Through cutting-edge technology, Kagami enables us to feel as if Sakamoto is performing directly in front of us.

 

Wearing virtual reality glasses, you can literally walk around him and his open top grand piano, watching him play and seeing the video imagery surrounding him.

 

Kagami caters for most of those with prescription lenses too.

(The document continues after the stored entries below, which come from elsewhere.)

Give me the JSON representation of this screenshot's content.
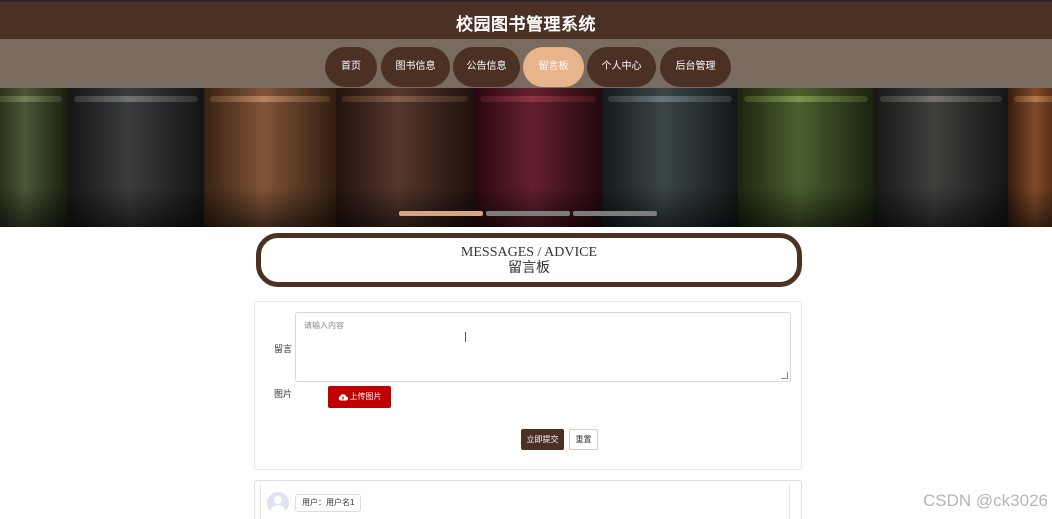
{
  "header": {
    "title": "校园图书管理系统"
  },
  "nav": {
    "items": [
      {
        "label": "首页",
        "active": false
      },
      {
        "label": "图书信息",
        "active": false
      },
      {
        "label": "公告信息",
        "active": false
      },
      {
        "label": "留言板",
        "active": true
      },
      {
        "label": "个人中心",
        "active": false
      },
      {
        "label": "后台管理",
        "active": false
      }
    ]
  },
  "banner": {
    "image": "bookshelf-leather-spines",
    "slides_total": 3,
    "slide_active_index": 0
  },
  "section": {
    "title_en": "MESSAGES / ADVICE",
    "title_cn": "留言板"
  },
  "form": {
    "message_label": "留言",
    "message_placeholder": "请输入内容",
    "image_label": "图片",
    "upload_label": "上传图片",
    "upload_icon": "cloud-upload-icon",
    "submit_label": "立即提交",
    "reset_label": "重置"
  },
  "comments": [
    {
      "user_label": "用户：用户名1",
      "avatar_icon": "user-avatar-icon"
    }
  ],
  "watermark": "CSDN @ck3026",
  "colors": {
    "brand_dark": "#4b3123",
    "nav_bar": "#7a6b60",
    "nav_active": "#e8b48c",
    "upload_red": "#c00000"
  }
}
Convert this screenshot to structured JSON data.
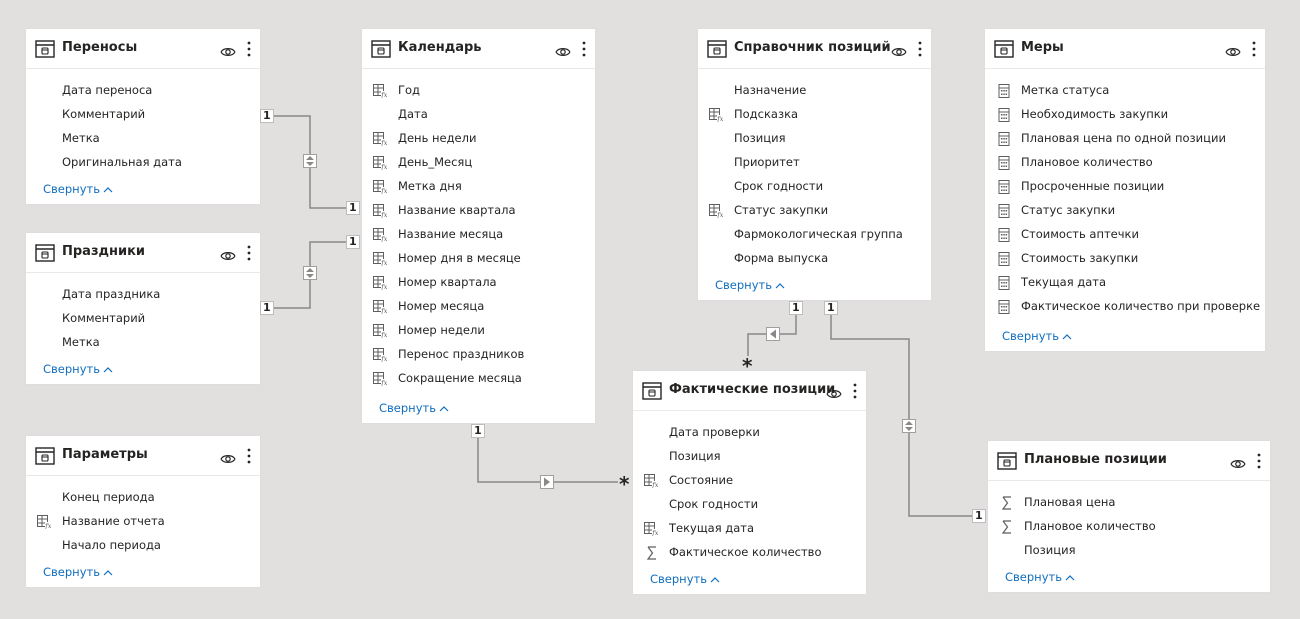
{
  "tables": [
    {
      "id": "perenosy",
      "title": "Переносы",
      "fields": [
        {
          "label": "Дата переноса",
          "icon": "none"
        },
        {
          "label": "Комментарий",
          "icon": "none"
        },
        {
          "label": "Метка",
          "icon": "none"
        },
        {
          "label": "Оригинальная дата",
          "icon": "none"
        }
      ],
      "collapse_label": "Свернуть"
    },
    {
      "id": "prazdniki",
      "title": "Праздники",
      "fields": [
        {
          "label": "Дата праздника",
          "icon": "none"
        },
        {
          "label": "Комментарий",
          "icon": "none"
        },
        {
          "label": "Метка",
          "icon": "none"
        }
      ],
      "collapse_label": "Свернуть"
    },
    {
      "id": "parametry",
      "title": "Параметры",
      "fields": [
        {
          "label": "Конец периода",
          "icon": "none"
        },
        {
          "label": "Название отчета",
          "icon": "calc-column-icon"
        },
        {
          "label": "Начало периода",
          "icon": "none"
        }
      ],
      "collapse_label": "Свернуть"
    },
    {
      "id": "kalendar",
      "title": "Календарь",
      "fields": [
        {
          "label": "Год",
          "icon": "calc-column-icon"
        },
        {
          "label": "Дата",
          "icon": "none"
        },
        {
          "label": "День недели",
          "icon": "calc-column-icon"
        },
        {
          "label": "День_Месяц",
          "icon": "calc-column-icon"
        },
        {
          "label": "Метка дня",
          "icon": "calc-column-icon"
        },
        {
          "label": "Название квартала",
          "icon": "calc-column-icon"
        },
        {
          "label": "Название месяца",
          "icon": "calc-column-icon"
        },
        {
          "label": "Номер дня в месяце",
          "icon": "calc-column-icon"
        },
        {
          "label": "Номер квартала",
          "icon": "calc-column-icon"
        },
        {
          "label": "Номер месяца",
          "icon": "calc-column-icon"
        },
        {
          "label": "Номер недели",
          "icon": "calc-column-icon"
        },
        {
          "label": "Перенос праздников",
          "icon": "calc-column-icon"
        },
        {
          "label": "Сокращение месяца",
          "icon": "calc-column-icon"
        }
      ],
      "collapse_label": "Свернуть"
    },
    {
      "id": "spravochnik",
      "title": "Справочник позиций",
      "fields": [
        {
          "label": "Назначение",
          "icon": "none"
        },
        {
          "label": "Подсказка",
          "icon": "calc-column-icon"
        },
        {
          "label": "Позиция",
          "icon": "none"
        },
        {
          "label": "Приоритет",
          "icon": "none"
        },
        {
          "label": "Срок годности",
          "icon": "none"
        },
        {
          "label": "Статус закупки",
          "icon": "calc-column-icon"
        },
        {
          "label": "Фармокологическая группа",
          "icon": "none"
        },
        {
          "label": "Форма выпуска",
          "icon": "none"
        }
      ],
      "collapse_label": "Свернуть"
    },
    {
      "id": "mery",
      "title": "Меры",
      "fields": [
        {
          "label": "Метка статуса",
          "icon": "measure-icon"
        },
        {
          "label": "Необходимость закупки",
          "icon": "measure-icon"
        },
        {
          "label": "Плановая цена по одной позиции",
          "icon": "measure-icon"
        },
        {
          "label": "Плановое количество",
          "icon": "measure-icon"
        },
        {
          "label": "Просроченные позиции",
          "icon": "measure-icon"
        },
        {
          "label": "Статус закупки",
          "icon": "measure-icon"
        },
        {
          "label": "Стоимость аптечки",
          "icon": "measure-icon"
        },
        {
          "label": "Стоимость закупки",
          "icon": "measure-icon"
        },
        {
          "label": "Текущая дата",
          "icon": "measure-icon"
        },
        {
          "label": "Фактическое количество при проверке",
          "icon": "measure-icon"
        }
      ],
      "collapse_label": "Свернуть"
    },
    {
      "id": "fakticheskie",
      "title": "Фактические позиции",
      "fields": [
        {
          "label": "Дата проверки",
          "icon": "none"
        },
        {
          "label": "Позиция",
          "icon": "none"
        },
        {
          "label": "Состояние",
          "icon": "calc-column-icon"
        },
        {
          "label": "Срок годности",
          "icon": "none"
        },
        {
          "label": "Текущая дата",
          "icon": "calc-column-icon"
        },
        {
          "label": "Фактическое количество",
          "icon": "sum-icon"
        }
      ],
      "collapse_label": "Свернуть"
    },
    {
      "id": "planovye",
      "title": "Плановые позиции",
      "fields": [
        {
          "label": "Плановая цена",
          "icon": "sum-icon"
        },
        {
          "label": "Плановое количество",
          "icon": "sum-icon"
        },
        {
          "label": "Позиция",
          "icon": "none"
        }
      ],
      "collapse_label": "Свернуть"
    }
  ],
  "relationships": [
    {
      "from": "perenosy",
      "to": "kalendar",
      "from_card": "1",
      "to_card": "1",
      "direction": "both"
    },
    {
      "from": "prazdniki",
      "to": "kalendar",
      "from_card": "1",
      "to_card": "1",
      "direction": "both"
    },
    {
      "from": "kalendar",
      "to": "fakticheskie",
      "from_card": "1",
      "to_card": "*",
      "direction": "single"
    },
    {
      "from": "spravochnik",
      "to": "fakticheskie",
      "from_card": "1",
      "to_card": "*",
      "direction": "single"
    },
    {
      "from": "spravochnik",
      "to": "planovye",
      "from_card": "1",
      "to_card": "1",
      "direction": "both"
    }
  ],
  "colors": {
    "canvas": "#e1e0df",
    "card": "#ffffff",
    "link": "#106ebe",
    "line": "#8a8886",
    "text": "#252423"
  }
}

Initially, patrons are seated in a large circle and the glasses are handed to them.

 

Ryuichi Sakamoto and his Yamaha piano appear in the middle of a mandala (being a geometric configuration of symbols on the floor in the centre of the large room).

 

He performs a total of 10 numbers, the last being a tribute to Italian director and screenwriter Bernardo Bertolucci.

 

Sakamoto tells us – in one of two short spoken interludes – that he wrote the classical piece five minutes after hearing of Bertolucci’s death in 2018.

 

Sakamoto finishes that vignette with his head bowed.

 

Lasting approximately 45 minutes, the concert starts with the maestro at the piano being enveloped by fog from the legs down.

 

He is elegantly dressed in a grey jacket, buttoned up grey shirt and black waistcoat, sporting an enviable full head of snow-white hair and glasses.

 

Sakamoto’s second piece sees snowflakes falling, his third Criss Crossing lines of red, white and pink.

 

I position myself at the pointy end of the piano. Sakamoto’s keystrokes are apparent in the belly of the instrument.

 

Before he plays his fourth number, titled Energy Flow, he explains that he doesn’t understand why it became such a hit in Japan.

 

It is accompanied by a sepia toned video in snow covered woods, as snowflakes again cascade.

 

There are brief blackouts between pieces, when Sakamoto disappears momentarily.

 

Autumnal leaves flutter during the fifth number, while the sixth is the most dramatic yet. It is complemented by wide shots and close ups of cityscapes, one overlaying the other.

 

A suspended tree without roots grows in piece seven, while Sakamoto plays Merry Christmas Mr Lawrence.

Photo courtesy Tin Drum


As the strength of the music builds, we witness the night sky with myriad stars and the blue Earth rotating underneath, before it disappears. Then the tree returns, lit up by bright white lights.

 

Small, fixed prisms of light are apparent all-around Sakamoto in the eighth number. These tiny objects – hundreds of them – begin to move up and then down.

 

The ninth piece is the most artistic. It appears to show a woodpile in a river, then a grungy grey and black wall, followed by marble statues.

 

And finally, we have a tribute named BB that I referenced earlier.

 

Kagami: Ryuichi Sakamoto & Tin Drum is a sensory delight – soothing and captivating.

 

Sakamoto appears relaxed and in his element.

 

This is an experience to savour and marks its debut in the southern hemisphere as part of Asia Topa.